Key things to remember about Parameter

  • A parameter is a single, fixed numerical value that measures a characteristic of a population or the distribution of a random variable.

  • Parameters use Greek or population notation (μ, σ, p, β), while their sample estimates, called statistics, use x̄, s, p̂, and b.

  • You almost never know a parameter's true value, so the whole point of inference is using a sample statistic to estimate or test a claim about it.

  • Hypotheses are always written about parameters, so H₀: β = 0 is correct and H₀: b = 0 is wrong.

  • A confidence interval gives a range of plausible values for the parameter, and the confidence level describes how often the method captures the true parameter in repeated sampling.

  • Statistics vary from sample to sample, but the parameter stays put, which is why sampling distributions in Unit 5 are centered on the parameter.
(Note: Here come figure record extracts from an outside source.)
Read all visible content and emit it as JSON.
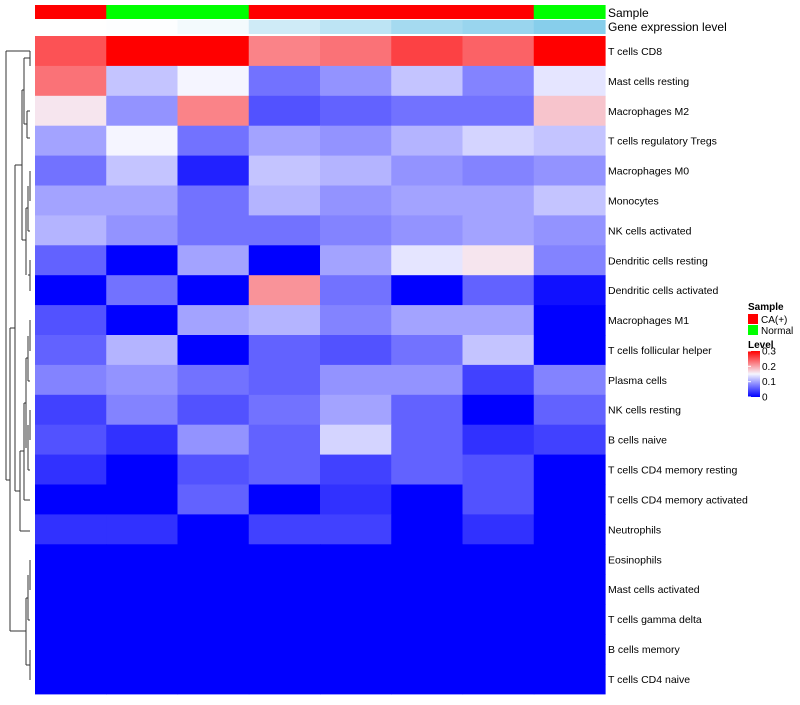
{
  "chart_data": {
    "type": "heatmap",
    "title": "",
    "annotation_labels": [
      "Sample",
      "Gene expression level"
    ],
    "sample_groups": [
      "CA(+)",
      "Normal",
      "Normal",
      "CA(+)",
      "CA(+)",
      "CA(+)",
      "CA(+)",
      "Normal"
    ],
    "expression_levels": [
      0.0,
      0.02,
      0.1,
      0.4,
      0.55,
      0.75,
      0.85,
      1.0
    ],
    "rows": [
      "T cells CD8",
      "Mast cells resting",
      "Macrophages M2",
      "T cells regulatory  Tregs",
      "Macrophages M0",
      "Monocytes",
      "NK cells activated",
      "Dendritic cells resting",
      "Dendritic cells activated",
      "Macrophages M1",
      "T cells follicular helper",
      "Plasma cells",
      "NK cells resting",
      "B cells naive",
      "T cells CD4 memory resting",
      "T cells CD4 memory activated",
      "Neutrophils",
      "Eosinophils",
      "Mast cells activated",
      "T cells gamma delta",
      "B cells memory",
      "T cells CD4 naive"
    ],
    "values": [
      [
        0.25,
        0.3,
        0.3,
        0.22,
        0.23,
        0.26,
        0.24,
        0.3
      ],
      [
        0.23,
        0.12,
        0.15,
        0.07,
        0.09,
        0.12,
        0.08,
        0.14
      ],
      [
        0.16,
        0.09,
        0.22,
        0.05,
        0.06,
        0.07,
        0.07,
        0.18
      ],
      [
        0.1,
        0.15,
        0.07,
        0.1,
        0.09,
        0.11,
        0.13,
        0.12
      ],
      [
        0.07,
        0.12,
        0.02,
        0.12,
        0.11,
        0.09,
        0.08,
        0.09
      ],
      [
        0.1,
        0.1,
        0.07,
        0.11,
        0.09,
        0.1,
        0.1,
        0.12
      ],
      [
        0.11,
        0.09,
        0.07,
        0.07,
        0.08,
        0.09,
        0.1,
        0.09
      ],
      [
        0.06,
        0.0,
        0.1,
        0.0,
        0.1,
        0.14,
        0.16,
        0.08
      ],
      [
        0.0,
        0.07,
        0.0,
        0.21,
        0.07,
        0.0,
        0.06,
        0.01
      ],
      [
        0.05,
        0.0,
        0.1,
        0.11,
        0.08,
        0.1,
        0.1,
        0.0
      ],
      [
        0.06,
        0.11,
        0.0,
        0.06,
        0.05,
        0.07,
        0.12,
        0.0
      ],
      [
        0.08,
        0.09,
        0.07,
        0.06,
        0.09,
        0.09,
        0.04,
        0.08
      ],
      [
        0.04,
        0.08,
        0.05,
        0.07,
        0.1,
        0.06,
        0.0,
        0.06
      ],
      [
        0.05,
        0.03,
        0.09,
        0.06,
        0.13,
        0.06,
        0.03,
        0.04
      ],
      [
        0.03,
        0.0,
        0.05,
        0.06,
        0.04,
        0.06,
        0.05,
        0.0
      ],
      [
        0.0,
        0.0,
        0.06,
        0.0,
        0.03,
        0.0,
        0.05,
        0.0
      ],
      [
        0.03,
        0.03,
        0.0,
        0.04,
        0.04,
        0.0,
        0.03,
        0.0
      ],
      [
        0.0,
        0.0,
        0.0,
        0.0,
        0.0,
        0.0,
        0.0,
        0.0
      ],
      [
        0.0,
        0.0,
        0.0,
        0.0,
        0.0,
        0.0,
        0.0,
        0.0
      ],
      [
        0.0,
        0.0,
        0.0,
        0.0,
        0.0,
        0.0,
        0.0,
        0.0
      ],
      [
        0.0,
        0.0,
        0.0,
        0.0,
        0.0,
        0.0,
        0.0,
        0.0
      ],
      [
        0.0,
        0.0,
        0.0,
        0.0,
        0.0,
        0.0,
        0.0,
        0.0
      ]
    ],
    "color_scale": {
      "min": 0,
      "mid": 0.15,
      "max": 0.3,
      "low_color": "#0000ff",
      "mid_color": "#f5f5ff",
      "high_color": "#ff0000"
    },
    "legend": {
      "position": "right",
      "sample_title": "Sample",
      "sample_entries": [
        {
          "label": "CA(+)",
          "color": "#ff0000"
        },
        {
          "label": "Normal",
          "color": "#00ff00"
        }
      ],
      "level_title": "Level",
      "level_ticks": [
        {
          "value": 0.3,
          "label": "0.3"
        },
        {
          "value": 0.2,
          "label": "0.2"
        },
        {
          "value": 0.1,
          "label": "0.1"
        },
        {
          "value": 0,
          "label": "0"
        }
      ]
    },
    "expression_colors": {
      "low": "#ffffff",
      "high": "#87ceeb"
    },
    "dendrogram": "row clustering tree shown on the left"
  }
}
Frequently asked questions about Parameter

What is a parameter in AP Stats?

A parameter is a single, fixed number that describes a characteristic of a population or a random variable's distribution, such as the population mean μ, population proportion p, or true regression slope β. You typically can't observe it directly, so you estimate it from a sample.

What's the difference between a parameter and a statistic?
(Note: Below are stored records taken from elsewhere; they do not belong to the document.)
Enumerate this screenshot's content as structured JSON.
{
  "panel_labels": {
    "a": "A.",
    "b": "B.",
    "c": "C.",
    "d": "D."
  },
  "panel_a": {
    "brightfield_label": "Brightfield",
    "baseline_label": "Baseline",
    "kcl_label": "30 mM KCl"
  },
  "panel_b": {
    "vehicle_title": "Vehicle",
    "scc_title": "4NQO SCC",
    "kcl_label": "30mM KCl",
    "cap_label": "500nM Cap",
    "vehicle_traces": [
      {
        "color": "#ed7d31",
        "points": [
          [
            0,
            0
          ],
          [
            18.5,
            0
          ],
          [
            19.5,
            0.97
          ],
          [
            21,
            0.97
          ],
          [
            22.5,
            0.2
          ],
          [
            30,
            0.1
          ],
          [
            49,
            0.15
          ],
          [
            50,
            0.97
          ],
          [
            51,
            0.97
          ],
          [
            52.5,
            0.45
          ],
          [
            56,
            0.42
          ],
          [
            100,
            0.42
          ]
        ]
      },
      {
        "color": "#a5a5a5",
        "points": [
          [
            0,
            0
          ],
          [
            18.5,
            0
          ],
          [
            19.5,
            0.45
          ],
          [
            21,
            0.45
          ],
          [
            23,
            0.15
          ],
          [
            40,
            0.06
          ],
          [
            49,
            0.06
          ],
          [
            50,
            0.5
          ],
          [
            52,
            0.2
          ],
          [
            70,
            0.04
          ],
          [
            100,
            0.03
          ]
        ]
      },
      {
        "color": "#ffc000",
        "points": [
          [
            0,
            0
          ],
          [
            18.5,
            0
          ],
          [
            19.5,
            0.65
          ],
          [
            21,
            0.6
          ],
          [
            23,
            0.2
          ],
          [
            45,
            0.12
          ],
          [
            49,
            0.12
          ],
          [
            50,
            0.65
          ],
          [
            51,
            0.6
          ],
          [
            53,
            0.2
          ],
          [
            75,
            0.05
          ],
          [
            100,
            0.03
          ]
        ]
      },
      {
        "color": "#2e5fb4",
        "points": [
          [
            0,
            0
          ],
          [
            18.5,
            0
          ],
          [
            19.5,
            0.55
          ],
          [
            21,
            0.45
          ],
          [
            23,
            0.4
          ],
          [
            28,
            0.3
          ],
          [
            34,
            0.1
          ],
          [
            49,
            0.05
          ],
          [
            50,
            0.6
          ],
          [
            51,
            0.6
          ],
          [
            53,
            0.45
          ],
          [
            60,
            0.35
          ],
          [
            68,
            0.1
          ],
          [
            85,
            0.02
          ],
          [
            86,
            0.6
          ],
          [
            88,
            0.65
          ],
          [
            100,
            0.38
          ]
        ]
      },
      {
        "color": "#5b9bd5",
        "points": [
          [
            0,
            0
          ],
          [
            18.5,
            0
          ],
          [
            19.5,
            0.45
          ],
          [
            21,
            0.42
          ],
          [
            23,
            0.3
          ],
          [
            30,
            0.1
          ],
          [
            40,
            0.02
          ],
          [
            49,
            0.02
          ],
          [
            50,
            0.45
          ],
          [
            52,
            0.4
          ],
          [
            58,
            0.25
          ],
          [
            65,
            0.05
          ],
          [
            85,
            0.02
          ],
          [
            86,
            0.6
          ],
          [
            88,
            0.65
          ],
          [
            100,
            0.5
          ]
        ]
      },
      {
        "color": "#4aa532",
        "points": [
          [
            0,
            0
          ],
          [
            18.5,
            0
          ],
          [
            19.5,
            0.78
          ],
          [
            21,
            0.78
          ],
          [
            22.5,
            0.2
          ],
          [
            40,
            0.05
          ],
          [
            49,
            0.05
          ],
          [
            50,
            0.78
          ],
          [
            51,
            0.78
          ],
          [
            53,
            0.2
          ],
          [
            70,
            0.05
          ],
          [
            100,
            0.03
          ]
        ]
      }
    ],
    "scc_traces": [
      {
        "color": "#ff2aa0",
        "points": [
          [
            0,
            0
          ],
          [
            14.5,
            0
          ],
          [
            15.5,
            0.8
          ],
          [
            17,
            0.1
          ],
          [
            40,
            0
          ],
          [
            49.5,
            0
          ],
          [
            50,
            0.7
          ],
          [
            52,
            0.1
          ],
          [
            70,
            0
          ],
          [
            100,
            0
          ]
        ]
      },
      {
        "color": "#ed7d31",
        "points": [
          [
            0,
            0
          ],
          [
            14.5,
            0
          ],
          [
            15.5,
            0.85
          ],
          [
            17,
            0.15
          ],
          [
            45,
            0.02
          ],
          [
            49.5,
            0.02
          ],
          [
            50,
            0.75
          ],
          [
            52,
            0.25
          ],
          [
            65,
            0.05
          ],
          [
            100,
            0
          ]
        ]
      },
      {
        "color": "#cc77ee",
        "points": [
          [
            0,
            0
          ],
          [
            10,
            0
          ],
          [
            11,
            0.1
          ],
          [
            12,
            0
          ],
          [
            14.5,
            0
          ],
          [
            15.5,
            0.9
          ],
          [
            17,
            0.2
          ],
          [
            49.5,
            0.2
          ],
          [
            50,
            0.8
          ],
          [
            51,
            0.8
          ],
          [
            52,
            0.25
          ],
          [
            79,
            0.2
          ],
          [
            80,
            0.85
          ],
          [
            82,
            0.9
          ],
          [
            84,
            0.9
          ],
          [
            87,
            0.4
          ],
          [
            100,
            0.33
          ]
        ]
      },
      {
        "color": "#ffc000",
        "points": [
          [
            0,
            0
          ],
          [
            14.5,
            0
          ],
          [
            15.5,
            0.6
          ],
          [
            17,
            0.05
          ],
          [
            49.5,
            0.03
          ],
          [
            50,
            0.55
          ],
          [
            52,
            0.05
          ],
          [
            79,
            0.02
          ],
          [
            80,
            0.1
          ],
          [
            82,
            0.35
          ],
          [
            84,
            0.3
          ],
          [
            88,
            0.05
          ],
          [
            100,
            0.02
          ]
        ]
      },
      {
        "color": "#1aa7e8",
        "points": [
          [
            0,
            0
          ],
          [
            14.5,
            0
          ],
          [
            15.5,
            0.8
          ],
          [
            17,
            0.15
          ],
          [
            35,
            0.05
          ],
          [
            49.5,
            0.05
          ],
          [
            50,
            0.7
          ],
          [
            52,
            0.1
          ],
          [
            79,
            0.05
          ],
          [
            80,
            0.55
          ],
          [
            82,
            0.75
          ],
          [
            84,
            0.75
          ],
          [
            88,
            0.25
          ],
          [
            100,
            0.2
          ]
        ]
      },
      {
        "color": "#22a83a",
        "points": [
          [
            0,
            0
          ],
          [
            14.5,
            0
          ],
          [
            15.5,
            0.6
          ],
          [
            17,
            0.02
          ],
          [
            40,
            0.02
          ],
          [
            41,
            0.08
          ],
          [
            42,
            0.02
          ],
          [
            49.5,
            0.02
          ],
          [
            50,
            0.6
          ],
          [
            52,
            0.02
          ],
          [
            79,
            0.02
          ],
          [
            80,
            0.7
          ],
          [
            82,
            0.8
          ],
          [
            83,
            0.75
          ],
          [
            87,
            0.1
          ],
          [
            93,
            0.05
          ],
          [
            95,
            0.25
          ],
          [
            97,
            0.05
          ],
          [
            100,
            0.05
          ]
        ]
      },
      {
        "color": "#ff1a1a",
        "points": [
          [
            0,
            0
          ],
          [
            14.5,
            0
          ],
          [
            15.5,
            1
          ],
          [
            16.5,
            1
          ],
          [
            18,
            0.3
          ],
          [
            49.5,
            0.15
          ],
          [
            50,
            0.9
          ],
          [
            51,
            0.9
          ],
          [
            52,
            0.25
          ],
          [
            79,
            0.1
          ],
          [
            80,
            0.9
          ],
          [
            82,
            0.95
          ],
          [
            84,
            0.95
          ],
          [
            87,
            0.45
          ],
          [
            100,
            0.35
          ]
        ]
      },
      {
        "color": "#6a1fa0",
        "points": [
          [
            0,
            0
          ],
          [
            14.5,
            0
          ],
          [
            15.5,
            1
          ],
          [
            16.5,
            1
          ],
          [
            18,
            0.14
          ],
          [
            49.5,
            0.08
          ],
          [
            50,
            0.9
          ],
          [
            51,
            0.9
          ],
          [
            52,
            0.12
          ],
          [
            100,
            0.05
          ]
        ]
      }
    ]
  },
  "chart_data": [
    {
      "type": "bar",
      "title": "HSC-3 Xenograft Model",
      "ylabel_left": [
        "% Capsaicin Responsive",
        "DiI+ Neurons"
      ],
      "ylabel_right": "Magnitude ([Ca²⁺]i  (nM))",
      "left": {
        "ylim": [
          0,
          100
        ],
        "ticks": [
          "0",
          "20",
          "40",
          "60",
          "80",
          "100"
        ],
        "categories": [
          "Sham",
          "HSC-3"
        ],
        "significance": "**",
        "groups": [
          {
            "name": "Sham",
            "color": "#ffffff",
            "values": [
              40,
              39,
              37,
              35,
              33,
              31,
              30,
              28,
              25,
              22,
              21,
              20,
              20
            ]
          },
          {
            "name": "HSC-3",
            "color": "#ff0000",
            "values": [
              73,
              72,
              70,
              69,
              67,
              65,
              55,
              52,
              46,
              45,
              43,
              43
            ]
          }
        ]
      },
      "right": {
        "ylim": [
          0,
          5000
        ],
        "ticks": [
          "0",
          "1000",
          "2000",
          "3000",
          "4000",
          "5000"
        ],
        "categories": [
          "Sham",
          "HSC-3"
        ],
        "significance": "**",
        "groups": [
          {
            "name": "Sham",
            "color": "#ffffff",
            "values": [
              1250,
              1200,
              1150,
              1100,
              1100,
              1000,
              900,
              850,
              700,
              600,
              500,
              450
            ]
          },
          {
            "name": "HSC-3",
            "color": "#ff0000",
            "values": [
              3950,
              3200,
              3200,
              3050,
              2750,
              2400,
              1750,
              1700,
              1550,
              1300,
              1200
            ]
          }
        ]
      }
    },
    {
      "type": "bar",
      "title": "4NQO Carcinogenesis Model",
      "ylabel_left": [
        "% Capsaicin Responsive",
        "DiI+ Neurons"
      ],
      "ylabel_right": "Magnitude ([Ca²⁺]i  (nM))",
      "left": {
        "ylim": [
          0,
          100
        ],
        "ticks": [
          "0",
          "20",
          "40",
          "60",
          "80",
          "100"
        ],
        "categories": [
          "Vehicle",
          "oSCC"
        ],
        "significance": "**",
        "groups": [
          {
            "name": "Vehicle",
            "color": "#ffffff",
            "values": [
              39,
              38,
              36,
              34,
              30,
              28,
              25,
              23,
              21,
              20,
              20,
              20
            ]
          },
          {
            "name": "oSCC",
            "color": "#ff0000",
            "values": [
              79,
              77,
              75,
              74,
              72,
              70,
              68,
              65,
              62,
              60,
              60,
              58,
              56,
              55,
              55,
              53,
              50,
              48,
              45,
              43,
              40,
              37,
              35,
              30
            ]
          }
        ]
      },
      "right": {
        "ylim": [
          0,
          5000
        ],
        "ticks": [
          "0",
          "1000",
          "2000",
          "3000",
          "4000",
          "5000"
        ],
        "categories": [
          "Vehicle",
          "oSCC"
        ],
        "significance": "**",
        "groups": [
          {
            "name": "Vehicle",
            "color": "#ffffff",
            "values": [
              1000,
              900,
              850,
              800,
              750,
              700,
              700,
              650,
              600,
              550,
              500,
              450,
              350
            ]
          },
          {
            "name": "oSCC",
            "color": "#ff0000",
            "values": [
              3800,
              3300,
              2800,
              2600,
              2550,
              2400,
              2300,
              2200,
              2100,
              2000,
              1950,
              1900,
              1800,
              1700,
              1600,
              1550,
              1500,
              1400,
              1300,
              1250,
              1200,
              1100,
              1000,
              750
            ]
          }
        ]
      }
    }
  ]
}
A parameter describes the population and is fixed (μ, σ, p, β); a statistic describes a sample and varies from sample to sample (x̄, s, p̂, b). Remember: Population pairs with Parameter, Sample pairs with Statistic.

Is the sample mean x̄ a parameter?

No. The sample mean x̄ is a statistic because it's computed from sample data and changes with each new sample. The population mean μ is the parameter that x̄ estimates.

Do you write hypotheses about parameters or statistics?

Always parameters. For a slope test, H₀: β = 0 is correct, while H₀: b = 0 loses credit because b is a known sample value, and there's nothing to test about a number you already have.

Does a 95% confidence interval mean there's a 95% chance the parameter is inside it?

No, and this wording costs points. The parameter is fixed, so any specific interval either captures it or doesn't. The 95% refers to the method: in repeated random sampling, about 95% of intervals built this way capture the true parameter.